Share

US Secretary of State Kerry mocks climate change doubters: their

U.N. Secretary-General Ban Ki-moon opened the second week of talks by telling delegates that “outside these negotiating halls, there is a rising global tide of support for a strong, universal agreement”. The capital is capable of moving wheresignal of the marketplace will ask to go after Paris, he added.

Advertisement

The president of the COP21 talks, French foreign minister Laurent Fabius, has brought the negotiations together under the so-called Paris Committee to make progress and facilitate compromises between the 195 countries negotiating the agreement.

European ministers, including the UK’s Energy and Climate Change Secretary Amber Rudd, have warned that all countries will need to compromise to secure a deal as the conference enters what some are describing as the “sharp end” of the talks. The ministers acknowledged that “the principle of differentiation might be applied differently to each element in accordance with the Convention” Differentiation between developed and developing countries is one of the core contentious issues that need to be resolved for an effective agreement in Paris.

The working draft agreement included deep cuts to greenhouse gases to minimize the global average temperature rise, to foster a “transformation towards sustainable development” including plenty of food worldwide, and increase the adaptability of the peoples of the world to ensure international stability.

Fossil fuels still meet about 80 percent of the world’s energy demand, though the share of renewable energy including hydro, solar and wind power is growing, particularly in electricity generation.

The United States is taking bold action on climate change at home as we work with partner nations to do the same.

“We had discussions on what efforts they (US) are making and what we are doing”, Javadekar said.

It is a bold stance for a country which is itself a high carbon emitter to adopt in sensitive talks where a chasm exists between rich and poor countries and money has been a critical sticking point. “The adverse impacts of climate change threaten the world as a whole, including the very survival of the 79 countries of the ACP Group”.

He said that no much headway has been made in finance or technical support. China has pledged more than $3 billion in climate finance but stresses it’s a voluntary contribution.
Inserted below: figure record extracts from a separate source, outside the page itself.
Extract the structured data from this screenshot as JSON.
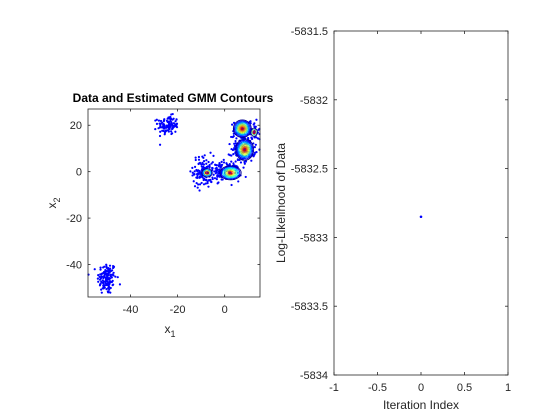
{
  "figure": {
    "background": "#ffffff"
  },
  "chart_data": [
    {
      "type": "scatter",
      "title": "Data and Estimated GMM Contours",
      "xlabel": "x",
      "xlabel_sub": "1",
      "ylabel": "x",
      "ylabel_sub": "2",
      "xlim": [
        -58,
        15
      ],
      "ylim": [
        -54,
        27
      ],
      "xticks": [
        -40,
        -20,
        0
      ],
      "yticks": [
        -40,
        -20,
        0,
        20
      ],
      "xtick_labels": [
        "-40",
        "-20",
        "0"
      ],
      "ytick_labels": [
        "-40",
        "-20",
        "0",
        "20"
      ],
      "grid": false,
      "point_color": "#0000ff",
      "clusters": [
        {
          "center": [
            -50,
            -46
          ],
          "spread": [
            2.0,
            3.5
          ],
          "n": 140
        },
        {
          "center": [
            -24,
            20
          ],
          "spread": [
            2.2,
            2.0
          ],
          "n": 110
        },
        {
          "center": [
            -9,
            0
          ],
          "spread": [
            2.2,
            3.5
          ],
          "n": 120
        },
        {
          "center": [
            0,
            0
          ],
          "spread": [
            3.2,
            2.0
          ],
          "n": 130
        },
        {
          "center": [
            8,
            10
          ],
          "spread": [
            2.5,
            3.0
          ],
          "n": 150
        },
        {
          "center": [
            7,
            18
          ],
          "spread": [
            1.6,
            2.0
          ],
          "n": 70
        },
        {
          "center": [
            12,
            18
          ],
          "spread": [
            2.0,
            2.0
          ],
          "n": 40
        }
      ],
      "contours": [
        {
          "center": [
            7.5,
            18.5
          ],
          "radii": [
            3.8,
            3.8
          ],
          "levels": 9
        },
        {
          "center": [
            8.5,
            9.5
          ],
          "radii": [
            3.8,
            4.6
          ],
          "levels": 9
        },
        {
          "center": [
            2.5,
            -0.5
          ],
          "radii": [
            4.5,
            3.0
          ],
          "levels": 8
        },
        {
          "center": [
            -7.5,
            -0.5
          ],
          "radii": [
            2.2,
            1.8
          ],
          "levels": 4
        },
        {
          "center": [
            12.5,
            17
          ],
          "radii": [
            1.4,
            1.8
          ],
          "levels": 3
        }
      ],
      "contour_colors": [
        "#00008f",
        "#0000ff",
        "#0060ff",
        "#00bfff",
        "#20ffdf",
        "#7fff80",
        "#dfff20",
        "#ffbf00",
        "#ff6000",
        "#e00000"
      ]
    },
    {
      "type": "scatter",
      "title": "",
      "xlabel": "Iteration Index",
      "ylabel": "Log-Likelihood of Data",
      "xlim": [
        -1,
        1
      ],
      "ylim": [
        -5834,
        -5831.5
      ],
      "xticks": [
        -1,
        -0.5,
        0,
        0.5,
        1
      ],
      "yticks": [
        -5834,
        -5833.5,
        -5833,
        -5832.5,
        -5832,
        -5831.5
      ],
      "xtick_labels": [
        "-1",
        "-0.5",
        "0",
        "0.5",
        "1"
      ],
      "ytick_labels": [
        "-5834",
        "-5833.5",
        "-5833",
        "-5832.5",
        "-5832",
        "-5831.5"
      ],
      "grid": false,
      "point_color": "#0000ff",
      "points": [
        {
          "x": 0,
          "y": -5832.85
        }
      ]
    }
  ]
}
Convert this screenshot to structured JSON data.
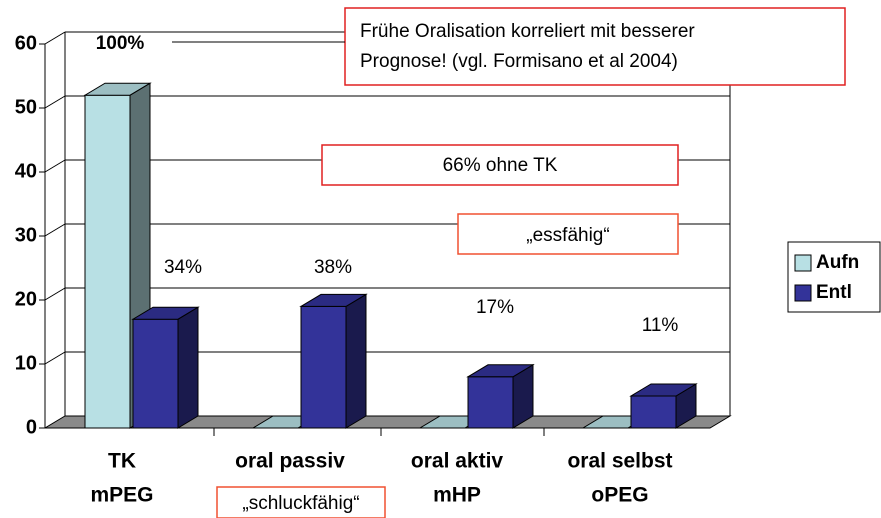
{
  "chart_data": {
    "type": "bar3d",
    "categories": [
      [
        "TK",
        "mPEG"
      ],
      [
        "oral passiv",
        ""
      ],
      [
        "oral aktiv",
        "mHP"
      ],
      [
        "oral selbst",
        "oPEG"
      ]
    ],
    "series": [
      {
        "name": "Aufn",
        "color": "#b8e0e4",
        "values": [
          52,
          0,
          0,
          0
        ]
      },
      {
        "name": "Entl",
        "color": "#333399",
        "values": [
          17,
          19,
          8,
          5
        ]
      }
    ],
    "ylim": [
      0,
      60
    ],
    "yticks": [
      0,
      10,
      20,
      30,
      40,
      50,
      60
    ],
    "grid": true,
    "legend": "right",
    "annotations": {
      "pct": [
        "100%",
        "34%",
        "38%",
        "17%",
        "11%"
      ],
      "note": [
        "Frühe Oralisation korreliert mit besserer",
        "Prognose! (vgl. Formisano et al 2004)"
      ],
      "box1": "66% ohne TK",
      "box2": "„essfähig“",
      "box3": "„schluckfähig“"
    }
  }
}
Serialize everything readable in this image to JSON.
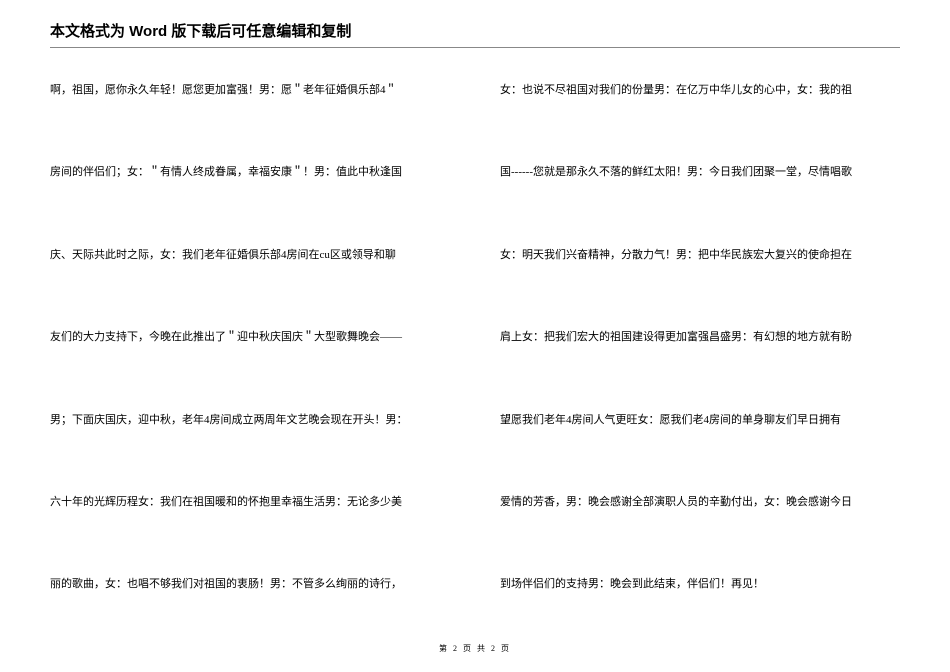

Most of the smog is blamed on coal-fired power plants, along with vehicle emissions, construction and factory work.

Meanwhile, a surprising new study suggested global carbon dioxide emissions may be dropping ever so slightly this year.

“If you create a concept of liability you’ll have 100-to-nothing in Senate and 435-to-nothing in the House”, said Kerry referring to likely bipartisan opposition in Congress to a deal that puts the United States on the hook for economic reparations for climate change.

With just three official days of negotiations left for the 190-plus nations represented in Paris to nut out an agreement – and despite a key alliance between Europe and some developing nations emerging on Tuesday – some deep divisions over climate change funding and the reporting of carbon emissions are yet to be resolved. “One of the other things that is really different here today is that business has stepped up to the agenda”, he says.

Advertisement

Ban further urged five-year government reviews of each country’s commitment to the below-2-degrees goal before it takes effect in 2020, while underscoring that the low-emissions transformation in the global economy is “inevitable, beneficial and already under way”.